« Est-ce que la stabilité financière est corrélée à la stabilité des prix ? Cette question se révèle particulièrement cruciale pour l’élaboration de la politique économique, en particulier au lendemain de la crise financière mondiale, car la plupart des banques centrales partagent désormais la responsabilité de la supervision financière. Malgré la pertinence de cette question, la littérature sur le sujet reste limitée et elle est principalement dominée par une "croyance conventionnelle" (conventional wisdom) sur les liens entre stabilité monétaire et stabilité financière, résumée ainsi par Claudio Borio et Philip Lowe (2002) : "un régime monétaire qui assure la stabilité du niveau général des prix promeut par là même la stabilité du système financier". La croyance conventionnelle trouve son origine dans les travaux d'Anna Schwartz (1988, 1995), qui suggère un canal de transmission micro et un autre macro reliant l’inflation aux prix d’actifs. Au niveau microéconomique, elle relie l’instabilité des prix à l’inflation perturbatrice, à l’incertitude croissante, au raccourcissement des horizons d’investissement et aux gains nominaux des gouvernements. Tout cela génère selon elle de l’instabilité financière. Au niveau macroéconomique, elle souligne l’impact de l’instabilité des prix sur la valeur des garanties et sur le risque financier. L’inflation encouragerait l’investissement spéculatif et celui-ci mènerait à l’instabilité financière.
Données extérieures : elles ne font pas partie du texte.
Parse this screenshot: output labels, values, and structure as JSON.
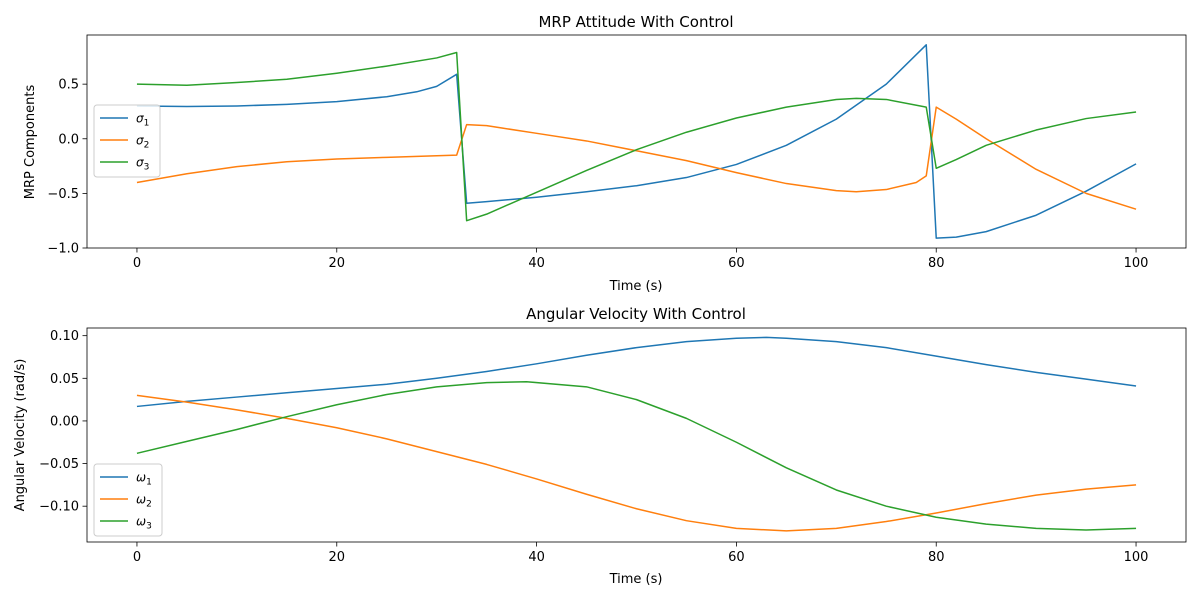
{
  "chart_data": [
    {
      "type": "line",
      "title": "MRP Attitude With Control",
      "xlabel": "Time (s)",
      "ylabel": "MRP Components",
      "xlim": [
        -5,
        105
      ],
      "ylim": [
        -1.0,
        0.95
      ],
      "xticks": [
        0,
        20,
        40,
        60,
        80,
        100
      ],
      "xtick_labels": [
        "0",
        "20",
        "40",
        "60",
        "80",
        "100"
      ],
      "yticks": [
        -1.0,
        -0.5,
        0.0,
        0.5
      ],
      "ytick_labels": [
        "−1.0",
        "−0.5",
        "0.0",
        "0.5"
      ],
      "grid": false,
      "legend_position": "center-left",
      "series": [
        {
          "name": "σ1",
          "base": "σ",
          "sub": "1",
          "color": "#1f77b4",
          "points": [
            [
              0,
              0.3
            ],
            [
              5,
              0.295
            ],
            [
              10,
              0.3
            ],
            [
              15,
              0.315
            ],
            [
              20,
              0.34
            ],
            [
              25,
              0.385
            ],
            [
              28,
              0.43
            ],
            [
              30,
              0.48
            ],
            [
              32,
              0.59
            ],
            [
              33,
              -0.59
            ],
            [
              35,
              -0.575
            ],
            [
              40,
              -0.535
            ],
            [
              45,
              -0.485
            ],
            [
              50,
              -0.43
            ],
            [
              55,
              -0.355
            ],
            [
              60,
              -0.235
            ],
            [
              65,
              -0.06
            ],
            [
              70,
              0.18
            ],
            [
              75,
              0.5
            ],
            [
              79,
              0.86
            ],
            [
              80,
              -0.91
            ],
            [
              82,
              -0.9
            ],
            [
              85,
              -0.85
            ],
            [
              90,
              -0.7
            ],
            [
              95,
              -0.48
            ],
            [
              100,
              -0.23
            ]
          ]
        },
        {
          "name": "σ2",
          "base": "σ",
          "sub": "2",
          "color": "#ff7f0e",
          "points": [
            [
              0,
              -0.4
            ],
            [
              5,
              -0.32
            ],
            [
              10,
              -0.255
            ],
            [
              15,
              -0.21
            ],
            [
              20,
              -0.185
            ],
            [
              25,
              -0.17
            ],
            [
              30,
              -0.155
            ],
            [
              32,
              -0.15
            ],
            [
              33,
              0.13
            ],
            [
              35,
              0.12
            ],
            [
              40,
              0.05
            ],
            [
              45,
              -0.02
            ],
            [
              50,
              -0.11
            ],
            [
              55,
              -0.2
            ],
            [
              60,
              -0.31
            ],
            [
              65,
              -0.41
            ],
            [
              70,
              -0.475
            ],
            [
              72,
              -0.485
            ],
            [
              75,
              -0.465
            ],
            [
              78,
              -0.4
            ],
            [
              79,
              -0.34
            ],
            [
              80,
              0.29
            ],
            [
              82,
              0.18
            ],
            [
              85,
              0.0
            ],
            [
              90,
              -0.28
            ],
            [
              95,
              -0.5
            ],
            [
              100,
              -0.645
            ]
          ]
        },
        {
          "name": "σ3",
          "base": "σ",
          "sub": "3",
          "color": "#2ca02c",
          "points": [
            [
              0,
              0.5
            ],
            [
              5,
              0.49
            ],
            [
              10,
              0.515
            ],
            [
              15,
              0.545
            ],
            [
              20,
              0.6
            ],
            [
              25,
              0.665
            ],
            [
              30,
              0.74
            ],
            [
              32,
              0.79
            ],
            [
              33,
              -0.75
            ],
            [
              35,
              -0.69
            ],
            [
              40,
              -0.49
            ],
            [
              45,
              -0.29
            ],
            [
              50,
              -0.1
            ],
            [
              55,
              0.06
            ],
            [
              60,
              0.19
            ],
            [
              65,
              0.29
            ],
            [
              70,
              0.36
            ],
            [
              72,
              0.37
            ],
            [
              75,
              0.36
            ],
            [
              79,
              0.29
            ],
            [
              80,
              -0.27
            ],
            [
              82,
              -0.19
            ],
            [
              85,
              -0.06
            ],
            [
              90,
              0.08
            ],
            [
              95,
              0.185
            ],
            [
              100,
              0.245
            ]
          ]
        }
      ]
    },
    {
      "type": "line",
      "title": "Angular Velocity With Control",
      "xlabel": "Time (s)",
      "ylabel": "Angular Velocity (rad/s)",
      "xlim": [
        -5,
        105
      ],
      "ylim": [
        -0.142,
        0.109
      ],
      "xticks": [
        0,
        20,
        40,
        60,
        80,
        100
      ],
      "xtick_labels": [
        "0",
        "20",
        "40",
        "60",
        "80",
        "100"
      ],
      "yticks": [
        -0.1,
        -0.05,
        0.0,
        0.05,
        0.1
      ],
      "ytick_labels": [
        "−0.10",
        "−0.05",
        "0.00",
        "0.05",
        "0.10"
      ],
      "grid": false,
      "legend_position": "lower-left",
      "series": [
        {
          "name": "ω1",
          "base": "ω",
          "sub": "1",
          "color": "#1f77b4",
          "points": [
            [
              0,
              0.017
            ],
            [
              5,
              0.023
            ],
            [
              10,
              0.028
            ],
            [
              15,
              0.033
            ],
            [
              20,
              0.038
            ],
            [
              25,
              0.043
            ],
            [
              30,
              0.05
            ],
            [
              35,
              0.058
            ],
            [
              40,
              0.067
            ],
            [
              45,
              0.077
            ],
            [
              50,
              0.086
            ],
            [
              55,
              0.093
            ],
            [
              60,
              0.097
            ],
            [
              63,
              0.098
            ],
            [
              65,
              0.097
            ],
            [
              70,
              0.093
            ],
            [
              75,
              0.086
            ],
            [
              80,
              0.076
            ],
            [
              85,
              0.066
            ],
            [
              90,
              0.057
            ],
            [
              95,
              0.049
            ],
            [
              100,
              0.041
            ]
          ]
        },
        {
          "name": "ω2",
          "base": "ω",
          "sub": "2",
          "color": "#ff7f0e",
          "points": [
            [
              0,
              0.03
            ],
            [
              5,
              0.022
            ],
            [
              10,
              0.013
            ],
            [
              15,
              0.003
            ],
            [
              20,
              -0.008
            ],
            [
              25,
              -0.021
            ],
            [
              30,
              -0.036
            ],
            [
              35,
              -0.051
            ],
            [
              40,
              -0.068
            ],
            [
              45,
              -0.086
            ],
            [
              50,
              -0.103
            ],
            [
              55,
              -0.117
            ],
            [
              60,
              -0.126
            ],
            [
              65,
              -0.129
            ],
            [
              70,
              -0.126
            ],
            [
              75,
              -0.118
            ],
            [
              80,
              -0.108
            ],
            [
              85,
              -0.097
            ],
            [
              90,
              -0.087
            ],
            [
              95,
              -0.08
            ],
            [
              100,
              -0.075
            ]
          ]
        },
        {
          "name": "ω3",
          "base": "ω",
          "sub": "3",
          "color": "#2ca02c",
          "points": [
            [
              0,
              -0.038
            ],
            [
              5,
              -0.024
            ],
            [
              10,
              -0.01
            ],
            [
              15,
              0.005
            ],
            [
              20,
              0.019
            ],
            [
              25,
              0.031
            ],
            [
              30,
              0.04
            ],
            [
              35,
              0.045
            ],
            [
              39,
              0.046
            ],
            [
              45,
              0.04
            ],
            [
              50,
              0.025
            ],
            [
              55,
              0.003
            ],
            [
              60,
              -0.025
            ],
            [
              65,
              -0.055
            ],
            [
              70,
              -0.081
            ],
            [
              75,
              -0.1
            ],
            [
              80,
              -0.113
            ],
            [
              85,
              -0.121
            ],
            [
              90,
              -0.126
            ],
            [
              95,
              -0.128
            ],
            [
              100,
              -0.126
            ]
          ]
        }
      ]
    }
  ]
}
En outre, le lien entre stabilité financière et stabilité des prix est aussi pertinent pour le débat théorique qui porte actuellement sur la conduite de la politique monétaire et en particulier sur les instruments et objectifs de la politique monétaire (Woodford, 2012). Si la croyance conventionnelle s’avère juste, une banque centrale qui se focaliserait sur la stabilité des prix contribuerait alors par là même à la stabilité financière (Bordo et Wheelock, 1998). Les récentes turbulences financières ont jeté certains doutes sur ces idées. La bulle internet et la crise du crédit subprime ont en effet éclaté dans un contexte d’inflation faible et stable, en l’occurrence durant la soi-disant "Grande Modération" (Great Moderation), à laquelle les banques centrales auraient par ailleurs contribué selon certains. Il faut par conséquent analyser en profondeur le lien entre la stabilité des prix et la stabilité financière. (…)
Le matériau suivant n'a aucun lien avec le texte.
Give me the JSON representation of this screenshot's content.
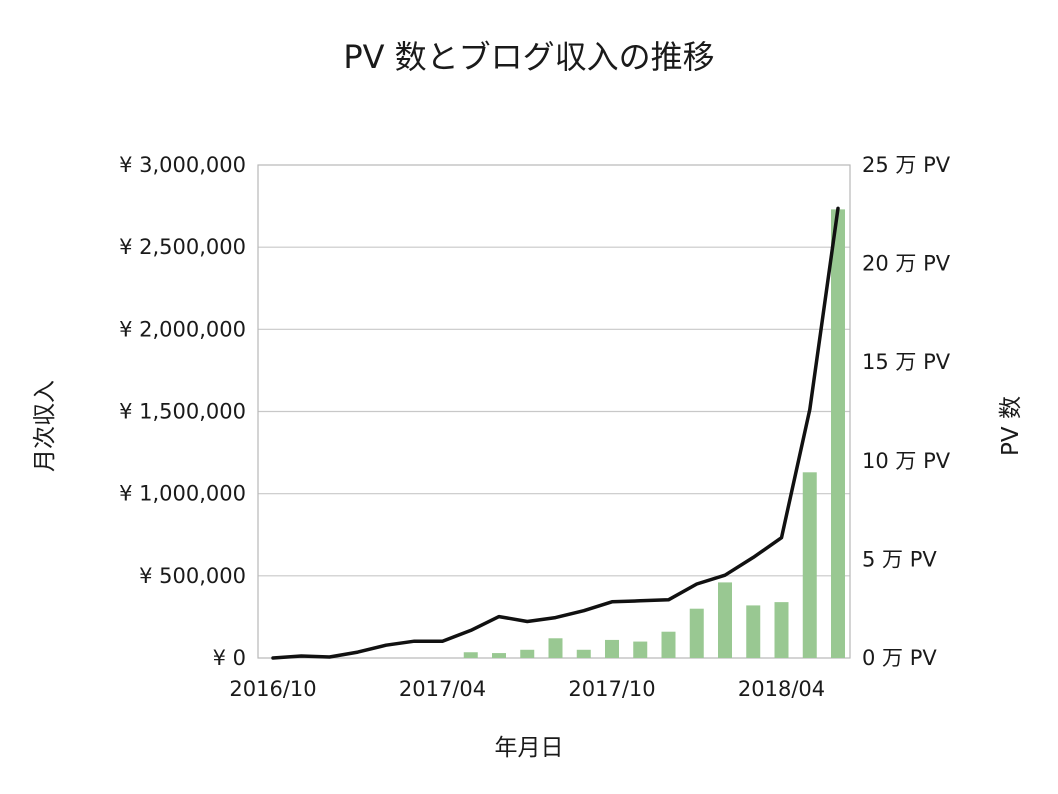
{
  "chart_data": {
    "type": "bar",
    "title": "PV 数とブログ収入の推移",
    "xlabel": "年月日",
    "ylabel_left": "月次収入",
    "ylabel_right": "PV 数",
    "x_tick_labels": [
      "2016/10",
      "2017/04",
      "2017/10",
      "2018/04"
    ],
    "y_left_ticks": [
      "¥ 0",
      "¥ 500,000",
      "¥ 1,000,000",
      "¥ 1,500,000",
      "¥ 2,000,000",
      "¥ 2,500,000",
      "¥ 3,000,000"
    ],
    "y_right_ticks": [
      "0 万 PV",
      "5 万 PV",
      "10 万 PV",
      "15 万 PV",
      "20 万 PV",
      "25 万 PV"
    ],
    "ylim_left": [
      0,
      3000000
    ],
    "ylim_right": [
      0,
      25
    ],
    "grid": true,
    "categories": [
      "2016/10",
      "2016/11",
      "2016/12",
      "2017/01",
      "2017/02",
      "2017/03",
      "2017/04",
      "2017/05",
      "2017/06",
      "2017/07",
      "2017/08",
      "2017/09",
      "2017/10",
      "2017/11",
      "2017/12",
      "2018/01",
      "2018/02",
      "2018/03",
      "2018/04",
      "2018/05",
      "2018/06"
    ],
    "series": [
      {
        "kind": "bar",
        "axis": "left",
        "color": "#99c892",
        "values": [
          0,
          0,
          0,
          0,
          0,
          0,
          0,
          35000,
          30000,
          50000,
          120000,
          50000,
          110000,
          100000,
          160000,
          300000,
          460000,
          320000,
          340000,
          1130000,
          2730000
        ]
      },
      {
        "kind": "line",
        "axis": "right",
        "color": "#111111",
        "values": [
          0.0,
          0.1,
          0.05,
          0.3,
          0.65,
          0.85,
          0.85,
          1.4,
          2.1,
          1.85,
          2.05,
          2.4,
          2.85,
          2.9,
          2.95,
          3.75,
          4.2,
          5.1,
          6.1,
          12.6,
          22.8
        ]
      }
    ]
  }
}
La "croyance conventionnelle" (aussi connue sous le nom d’"hypothèse de Schwartz") se fonde sur un nombre restreint de contributions. Mis à part les travaux de Schwartz (1995), l’idée que la stabilité des prix et la stabilité financière soient positivement corrélées a été soutenue par Michael Bordo, Michael Dueker et David Wheelock (2001), Claudio Borio et Philip Lowe (2002) et Issing (2003). Schwartz s’est principalement focalisée sur le secteur bancaire : "l’instabilité des prix déstabilise l’activité bancaire. Elle contribue au risque financier". L’article de Schwartz va au-delà de la déflation par la dette à la Fisher (1933) lorsqu’elle affirme qu’une saine politique monétaire mettra fin à l’instabilité des prix (donc à l’instabilité financière). Woodford (2012) affirme aussi que la stabilité monétaire élimine de nombreuses sources d’instabilité financière comme les spirales prix-salaires. Néanmoins, à notre connaissance, peu d’articles empiriques ont véritablement cherché à vérifier empiriquement la croyance conventionnelle. Michael Bordo et David Wheelock (1998) ou Michael Bordo, Michael Dueker et David Wheelock (2001) concluent que "les variations non anticipées du niveau des prix et du taux d’inflation ont contribué au cours de l’histoire à l’instabilité financière aux Etats-Unis, en particulier entre 1870 et 1933 (…)".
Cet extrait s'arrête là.